The Bench discussed this aspect of the matter in Para.22 to 25 of the judgment. In conclusion, in Para.26 it is observed that the only beneficiary in the above circumstances is the building tenant and he had no investment in the building and he has no liability to bear any expenses for maintenance and repairs. The Bench also held that apart from the fact that the impugned provisions are unjust and unreasonable as they offend Art.14 of the Constitution, those provisions would offend Art.19(1)(g) also. The Bench also held that constructing buildings and letting them out for rent to tenants would also fall within the ambit of "business" in Art.19(l)(g) of the Constitution. In conclusion, the bench has opined that the prohibition contained in S.6 of the Act is an unreasonable restriction on the right to livelihood envisaged in Art.21 of the Constitution and that the ban against the landlord that he shall not receive anything in excess of the fair rent even from the willing tenant who is ready to voluntarily pay in accordance with the prevailing rate of rent in the locality is an unreasonable restriction on the right to carry on business envisaged in Art.1(1)(g) of the Constitution. At any rate, S.5 cannot stand alone without subsidiary and incidental provisions for periodical revision of the fair rent. The legislative . scheme provided through S.5, 6 and 8 is a package and are mutually dependent. One provision therefrom cannot be extricated from the other two to keep it alone alive. Accordingly, the Bench was of the opinion that the impugned provisions do not stand the test of reasonableness and accordingly S.5, 6 and 8 of the Act relating to "fair rent" were declared as ultra vires the Constitution of India and are void. 8. A close scrutiny of the above judgment would reveal that the Act is to regulate the leasing of buildings and to control the rent of such building in the State of Kerala and the Act is a beneficial legislation, beneficial to both the landlord and the tenant. The Act protects the tenant against unreasonable eviction and exorbitant rent and at the same time, ensures certain rights to the landlords to recover possession on certain contingencies. The legislation does not confer any vested right on the tenants and that there is no presumption in all cases that the tenants are weaker sections. 9.

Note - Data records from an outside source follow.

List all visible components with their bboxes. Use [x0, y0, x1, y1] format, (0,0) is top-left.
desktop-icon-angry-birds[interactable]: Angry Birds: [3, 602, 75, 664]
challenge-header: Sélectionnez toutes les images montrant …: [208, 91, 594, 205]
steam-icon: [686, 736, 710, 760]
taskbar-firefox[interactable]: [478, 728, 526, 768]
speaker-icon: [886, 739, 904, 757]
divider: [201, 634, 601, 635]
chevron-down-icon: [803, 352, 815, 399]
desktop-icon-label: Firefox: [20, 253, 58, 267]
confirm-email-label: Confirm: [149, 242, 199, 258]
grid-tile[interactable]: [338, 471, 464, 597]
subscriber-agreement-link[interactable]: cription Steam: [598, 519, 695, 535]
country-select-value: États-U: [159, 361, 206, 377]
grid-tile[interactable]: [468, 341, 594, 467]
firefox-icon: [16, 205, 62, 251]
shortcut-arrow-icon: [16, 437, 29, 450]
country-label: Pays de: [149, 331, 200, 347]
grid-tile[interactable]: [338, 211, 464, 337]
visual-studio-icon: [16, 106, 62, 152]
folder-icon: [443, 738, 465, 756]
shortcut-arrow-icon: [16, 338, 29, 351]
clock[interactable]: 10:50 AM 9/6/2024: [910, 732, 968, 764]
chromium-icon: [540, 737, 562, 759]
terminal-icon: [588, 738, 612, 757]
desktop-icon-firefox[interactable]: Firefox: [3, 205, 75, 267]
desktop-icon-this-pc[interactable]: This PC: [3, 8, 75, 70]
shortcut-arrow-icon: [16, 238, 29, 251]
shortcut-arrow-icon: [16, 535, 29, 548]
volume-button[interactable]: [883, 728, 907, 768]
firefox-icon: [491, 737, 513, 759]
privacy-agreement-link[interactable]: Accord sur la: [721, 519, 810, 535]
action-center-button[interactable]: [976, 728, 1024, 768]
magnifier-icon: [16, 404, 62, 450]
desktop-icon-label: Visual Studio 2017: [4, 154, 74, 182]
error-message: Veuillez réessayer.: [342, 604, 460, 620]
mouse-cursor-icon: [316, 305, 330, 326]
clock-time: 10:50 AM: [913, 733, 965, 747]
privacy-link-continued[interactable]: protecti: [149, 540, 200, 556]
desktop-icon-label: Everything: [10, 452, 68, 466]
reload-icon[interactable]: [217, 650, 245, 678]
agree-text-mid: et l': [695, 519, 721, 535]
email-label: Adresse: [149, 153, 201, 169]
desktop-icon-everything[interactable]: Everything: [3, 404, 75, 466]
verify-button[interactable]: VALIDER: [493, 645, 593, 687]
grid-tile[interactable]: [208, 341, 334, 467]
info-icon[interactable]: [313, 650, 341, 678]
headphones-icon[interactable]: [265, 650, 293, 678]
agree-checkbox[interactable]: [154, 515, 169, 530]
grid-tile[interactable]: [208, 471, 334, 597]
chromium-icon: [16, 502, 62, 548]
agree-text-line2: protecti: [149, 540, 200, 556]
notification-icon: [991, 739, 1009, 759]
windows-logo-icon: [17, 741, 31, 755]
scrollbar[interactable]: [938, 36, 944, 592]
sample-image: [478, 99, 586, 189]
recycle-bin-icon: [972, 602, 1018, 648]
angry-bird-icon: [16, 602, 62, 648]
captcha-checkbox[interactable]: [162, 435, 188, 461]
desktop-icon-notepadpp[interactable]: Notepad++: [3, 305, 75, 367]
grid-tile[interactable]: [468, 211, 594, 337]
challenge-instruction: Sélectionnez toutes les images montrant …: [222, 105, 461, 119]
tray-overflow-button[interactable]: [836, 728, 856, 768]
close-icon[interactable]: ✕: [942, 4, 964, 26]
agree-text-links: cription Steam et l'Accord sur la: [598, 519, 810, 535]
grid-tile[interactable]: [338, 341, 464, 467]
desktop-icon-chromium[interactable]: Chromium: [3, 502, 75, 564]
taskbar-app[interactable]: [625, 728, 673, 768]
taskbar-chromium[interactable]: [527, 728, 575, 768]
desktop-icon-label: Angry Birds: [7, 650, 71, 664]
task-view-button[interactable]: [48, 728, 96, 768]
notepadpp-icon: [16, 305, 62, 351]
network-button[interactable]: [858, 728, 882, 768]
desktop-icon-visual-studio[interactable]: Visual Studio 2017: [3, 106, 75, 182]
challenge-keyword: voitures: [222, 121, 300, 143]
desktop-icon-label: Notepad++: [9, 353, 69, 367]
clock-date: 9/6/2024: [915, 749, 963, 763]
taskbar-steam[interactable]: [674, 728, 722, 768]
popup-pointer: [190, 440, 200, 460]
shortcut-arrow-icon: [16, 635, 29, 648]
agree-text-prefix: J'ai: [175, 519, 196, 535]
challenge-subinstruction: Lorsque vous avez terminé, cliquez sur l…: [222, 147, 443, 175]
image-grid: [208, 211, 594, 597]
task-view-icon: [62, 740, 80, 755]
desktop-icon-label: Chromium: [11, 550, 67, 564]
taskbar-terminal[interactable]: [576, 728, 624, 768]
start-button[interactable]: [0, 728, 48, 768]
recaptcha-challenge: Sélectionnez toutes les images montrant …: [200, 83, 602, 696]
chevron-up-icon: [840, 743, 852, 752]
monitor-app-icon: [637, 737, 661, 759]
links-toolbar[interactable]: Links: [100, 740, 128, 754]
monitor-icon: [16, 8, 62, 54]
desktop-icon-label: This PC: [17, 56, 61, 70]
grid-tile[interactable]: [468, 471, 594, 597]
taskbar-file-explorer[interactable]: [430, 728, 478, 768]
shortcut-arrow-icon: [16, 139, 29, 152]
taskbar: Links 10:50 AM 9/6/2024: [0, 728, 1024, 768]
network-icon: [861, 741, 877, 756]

The Act protects the tenant against unreasonable eviction and exorbitant rent and at the same time, ensures certain rights to the landlords to recover possession on certain contingencies. The legislation does not confer any vested right on the tenants and that there is no presumption in all cases that the tenants are weaker sections. 9. This judgment was further explained in the recent decision of a Division Bench, comprising of P.A. Mohammed & M.R. Hariharan Nair, JJ. reported in Jan Enterprises v. Aegee Enterprises, 2000 (1) KLT 20 . The landlords are the petitioners in that case. They filed petition for fixation of fair rent in respect of the schedule building. The Rent Control Court allowed the petition and the Appellate Court did not interfere with the reduction in rent, which made the other party to approach this court with the revision. The learned counsel for the landlords submitted that the courts below did not have jurisdiction to decide the question of "fair rent" as S.5 of the Act had become inoperative as struck down. According to the respondent tenant, the Section was operative not only on the date of filing the petition, but also on the date on which the R.C.P. and R.C.A. were decided by the courts below. The Division Bench allowed the revision and dismissed the R.C.P. If is useful to refer para.3 of the order:- "When a law is declared as unconstitutional, its normal impact is that the statute has to be read as if the defective sections were not there in the Act at all. Unlike in Motor General Traders and Another v. State of Andhra Pradesh and Others, 1984 (1) SCC 222 where it was specifically held in the judgment that the striking down of S.32 of the Andhra Pradesh Buildings (Lease, Rent and Eviction) Control Act would not affect the validity of any proceeding in which the decrees and delivery have become final, there is no mention in Issac Ninan's case that the decision will have only prospective effect. As such it has to be found that the invalidity of S.5 of the Act 2/65 is applicable to the present case also. Of course, Act 2/65 has not been struck down in its entirety and only three provisions have been struck down.
As such it has to be found that the invalidity of S.5 of the Act 2/65 is applicable to the present case also. Of course, Act 2/65 has not been struck down in its entirety and only three provisions have been struck down. Nevertheless in the application of the aforesaid principle no distinction can be made between a case where it is struck down as invalid and a case where it is declared invalid in part. When a legislature makes a law contravening a fundamental right, the position is the same as if it had no power to legislate over the subject matter at all and accordingly, the declaration of the invalidity of the law goes to the root of the legislative power. The necessary corollary therefore, is that though the Act was struck down only as per judgment dated 2-11-1995 it has to be understood as meaning that the sections struck down were not in Act 2/65 ever since its commencement. The Rent Control Court had, therefore, no jurisdiction to fix fair rent even on 20-12-1989. Nor did the appellate court have jurisdiction to decide the question of fair rent on 18-8-1990. So the decisions are invalid in so far as fixation of fair rent is concerned." The above order is also an answer to the questions raised by the petitioner. Once the law is declared as unconstitutional, no court has jurisdiction to decide the case once again on the basis of the sections which were struck down as ultra vires of the Constitution of India and are void. 10. This judgment reported in 1995 (2) KLT 848 was rendered on November 2, 1995. The Government of Kerala have not taken any steps to rectify the defects and anomalies pointed out by the Division Bench. State of Kerala, which was also a party to the above judgment, has also not filed any appeal against the judgment before the Hon'ble Supreme Court of India and has allowed the judgment to be final and conclusive in so far as the provisions relating to "fair rent", i.e. S.5, 6 and 8 of the Act. The grievances expressed by the petitioner in this case is nothing but imaginary and, therefore, the petitioner is not entitled to any relief sought for in this Original Petition. The Original Petition is, accordingly, dismissed.